La riapertura delle scuole italiane, fissata per il 14 settembre, sembra dal lato di insegnanti, personale scolastico e famiglie preoccupare enormemente; dall’altro lato, quello del governo, invece pare addirittura entusiasmare. E’ una impressione quest’ultima che si ricava dalle parole del commissario Arcuri, incalzato dalle domande dei giornalisti proprio sulla storica impreparazione istituzionale alla ripresa di qualunque anno scolastico.

Ed una impressione che si associa ad un altro ottimismo splendido splendente, senza ombra di dubbio: quella della ministra Azzolina, per cui la riapertura è certa, anzi: certissima. Nonostante la curva degli attualmente positivi al virus cresca ogni giorno (e con sempre meno tamponi fatti), esaurito l’effetto della quarantena di marzo-aprile e metà maggio e sopraggiungente l’effetto opposto: quello della sconsiderata apertura estiva pressoché totale e la mancanza della creazione di un senso comune morale e civico che arginasse il menefreghismo di larga parte della popolazione nei confronti di un pericolo non più percepito come tale.

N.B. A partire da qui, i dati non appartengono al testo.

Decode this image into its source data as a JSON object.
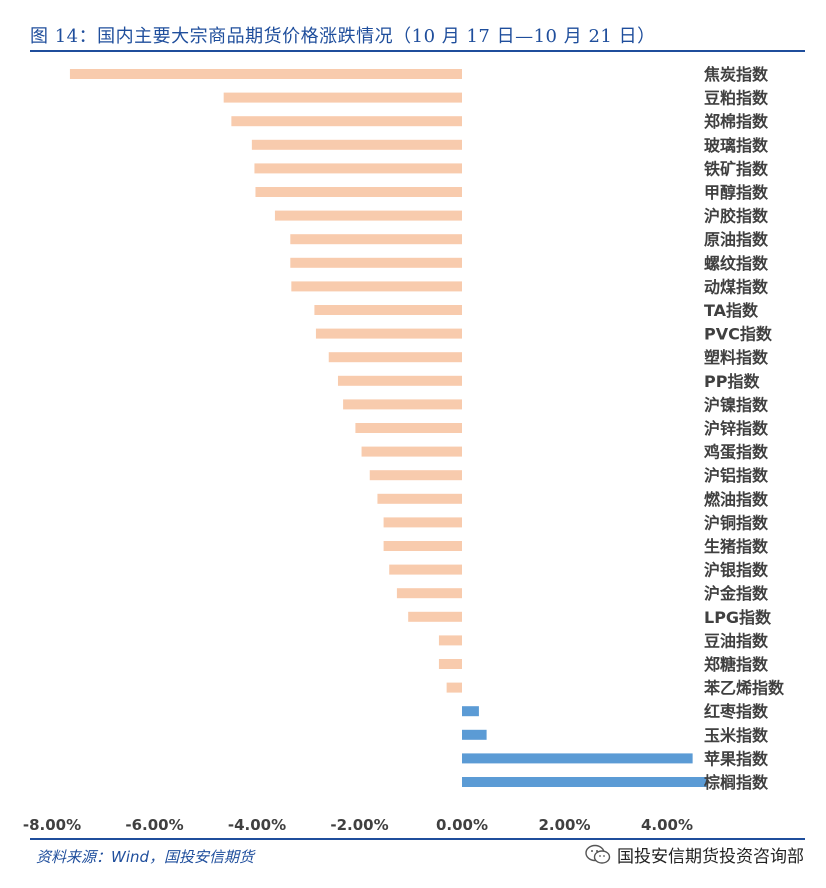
{
  "header": {
    "title": "图 14：国内主要大宗商品期货价格涨跌情况（10 月 17 日—10 月 21 日）"
  },
  "footer": {
    "source": "资料来源：Wind，国投安信期货",
    "watermark": "国投安信期货投资咨询部"
  },
  "colors": {
    "negative": "#f8cbad",
    "positive": "#5b9bd5",
    "title": "#1f4e9c",
    "label": "#404040"
  },
  "chart_data": {
    "type": "bar",
    "orientation": "horizontal",
    "title": "",
    "xlabel": "",
    "ylabel": "",
    "xlim": [
      -0.09,
      0.05
    ],
    "grid": false,
    "legend": "none",
    "x_ticks": [
      "-8.00%",
      "-6.00%",
      "-4.00%",
      "-2.00%",
      "0.00%",
      "2.00%",
      "4.00%"
    ],
    "x_tick_values": [
      -0.08,
      -0.06,
      -0.04,
      -0.02,
      0.0,
      0.02,
      0.04
    ],
    "categories": [
      "焦炭指数",
      "豆粕指数",
      "郑棉指数",
      "玻璃指数",
      "铁矿指数",
      "甲醇指数",
      "沪胶指数",
      "原油指数",
      "螺纹指数",
      "动煤指数",
      "TA指数",
      "PVC指数",
      "塑料指数",
      "PP指数",
      "沪镍指数",
      "沪锌指数",
      "鸡蛋指数",
      "沪铝指数",
      "燃油指数",
      "沪铜指数",
      "生猪指数",
      "沪银指数",
      "沪金指数",
      "LPG指数",
      "豆油指数",
      "郑糖指数",
      "苯乙烯指数",
      "红枣指数",
      "玉米指数",
      "苹果指数",
      "棕榈指数"
    ],
    "values": [
      -0.0765,
      -0.0465,
      -0.045,
      -0.041,
      -0.0405,
      -0.0403,
      -0.0365,
      -0.0335,
      -0.0335,
      -0.0333,
      -0.0288,
      -0.0285,
      -0.026,
      -0.0242,
      -0.0232,
      -0.0208,
      -0.0196,
      -0.018,
      -0.0165,
      -0.0153,
      -0.0153,
      -0.0142,
      -0.0127,
      -0.0105,
      -0.0045,
      -0.0045,
      -0.003,
      0.0033,
      0.0048,
      0.045,
      0.048
    ]
  }
}
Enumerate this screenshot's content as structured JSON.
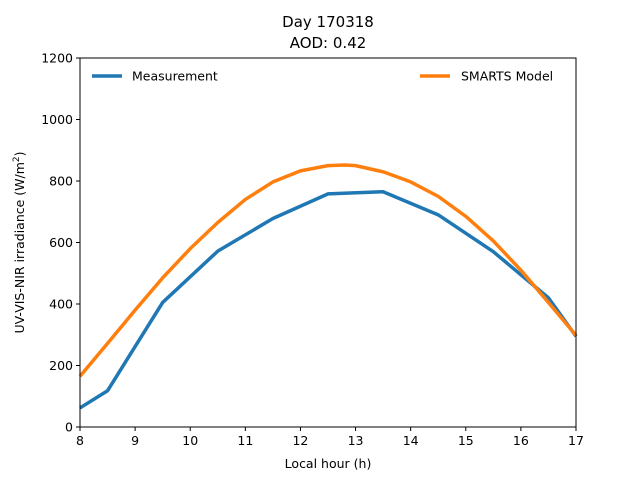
{
  "chart_data": {
    "type": "line",
    "title_line1": "Day 170318",
    "title_line2": "AOD: 0.42",
    "xlabel": "Local hour (h)",
    "ylabel_prefix": "UV-VIS-NIR irradiance (W/m",
    "ylabel_sup": "2",
    "ylabel_suffix": ")",
    "xlim": [
      8,
      17
    ],
    "ylim": [
      0,
      1200
    ],
    "xticks": [
      8,
      9,
      10,
      11,
      12,
      13,
      14,
      15,
      16,
      17
    ],
    "yticks": [
      0,
      200,
      400,
      600,
      800,
      1000,
      1200
    ],
    "grid": false,
    "series": [
      {
        "name": "Measurement",
        "color": "#1f77b4",
        "legend": "top-left",
        "x": [
          8,
          8.5,
          9.5,
          10.5,
          11.5,
          12.5,
          13.5,
          14.5,
          15.5,
          16.5,
          17
        ],
        "y": [
          62,
          118,
          405,
          572,
          678,
          758,
          765,
          690,
          570,
          420,
          295
        ]
      },
      {
        "name": "SMARTS Model",
        "color": "#ff7f0e",
        "legend": "top-right",
        "x": [
          8,
          8.5,
          9,
          9.5,
          10,
          10.5,
          11,
          11.5,
          12,
          12.5,
          12.8,
          13,
          13.5,
          14,
          14.5,
          15,
          15.5,
          16,
          16.5,
          17
        ],
        "y": [
          165,
          272,
          380,
          485,
          580,
          665,
          740,
          797,
          833,
          850,
          852,
          850,
          830,
          797,
          750,
          685,
          605,
          510,
          405,
          298
        ]
      }
    ]
  }
}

In vista di settembre, pare più che normale che si rifletta sul caos endemico che deriva dalla messa in moto della complessa macchina scolastica che amplifica i disagi in ogni ambito di vita quotidiana: dagli spostamenti a piedi, in autobus, in metropolitana, motorino o automobile all’organizzazione delle lezioni e dei tempi giornalieri che cambiano per tutti coloro che ne sono coinvolti. A scuola come a casa.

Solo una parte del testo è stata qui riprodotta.